The T allele of rs2431697 was first suggested to be associated with SLE susceptibility in women [6]. In consideration of gender factor in the onset and development of SLE [28], female participants were stratified from the total participants in this study. From our case-control results, no obvious difference was found on the association between rs2431697 and SLE risk when comparing gender-combined population (OR 1.461, 95 % CI 1.091–1.957) with female population (OR 1.538, 95 % CI 1.130–2.093). The difference was even smaller in the meta-analysis results (gender-combined, OR 1.262, 95 % CI 1.205–1.323; female, OR 1.260, 95 % CI 1.180–1.340). The data on men were not stratified for analysis because the data was limited. While men among SLE patients often face a more severe experience [28] and genetic background influence more profound in men than women in the development of SLE [29]. Hughes et al. found that men with SLE possess a higher frequency of the risk allele of IRF5 than women [29]. IRF5 is included in the signal pathway of miR-146a as mentioned above. From this point, more data on men are needed to determine if the association between rs2431697 and SLE risk can be influenced by gender.

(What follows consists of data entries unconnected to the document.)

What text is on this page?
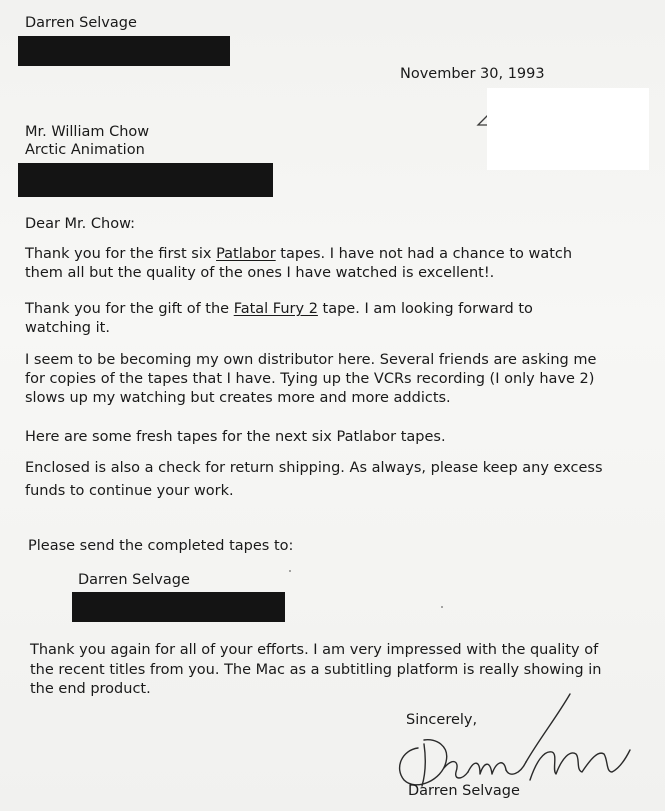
Darren Selvage
November 30, 1993
Mr. William Chow
Arctic Animation
Dear Mr. Chow:
Thank you for the first six Patlabor tapes. I have not had a chance to watch
them all but the quality of the ones I have watched is excellent!.
Thank you for the gift of the Fatal Fury 2 tape. I am looking forward to
watching it.
I seem to be becoming my own distributor here. Several friends are asking me
for copies of the tapes that I have. Tying up the VCRs recording (I only have 2)
slows up my watching but creates more and more addicts.
Here are some fresh tapes for the next six Patlabor tapes.
Enclosed is also a check for return shipping. As always, please keep any excess
funds to continue your work.
Please send the completed tapes to:
Darren Selvage
Thank you again for all of your efforts. I am very impressed with the quality of
the recent titles from you. The Mac as a subtitling platform is really showing in
the end product.
Sincerely,
Darren Selvage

There are some limitations in this study. Firstly, the sample size of our case-control study is not large enough, resulting in moderate statistical power (0.724). However, the allele frequency in our study is similar to another large Chinese population-based results [15] and also that reported in HapMap. Secondly, for meta-analysis, the number of included papers is small, and the pooled results can be influenced by the large sample size-designed study. Thirdly, concerning GWAS, only those with positive relation were included, while those with negative relation [27, 30] were not included because of unavailable data. This could be a potential cause of selection bias. Fourthly, available data could not support us to perform meta-analysis stratified by age, while a study has found that SLE susceptibility genes were influenced by disease onset age [31]. During the preparing of this paper, Ji et al. reported a meta-analysis on the relationship between rs2431697 and SLE risk based on only two studies [32]. Our study increased the data much more.

Conclusions

In conclusion, this study adds to the growing evidence of the effect of rs2431697 on SLE risk. Our meta-analysis verified a significant association between rs2431697 T allele and SLE risk in Asian and European descendant populations. Our case-control study also indicated that rs2431697 T allele was associated with the risk of SLE with anti-dsDNA positive but not negative condition. Experimental data are expected to directly demonstrate the pathophysiological mechanism of rs2431697 in SLE risk.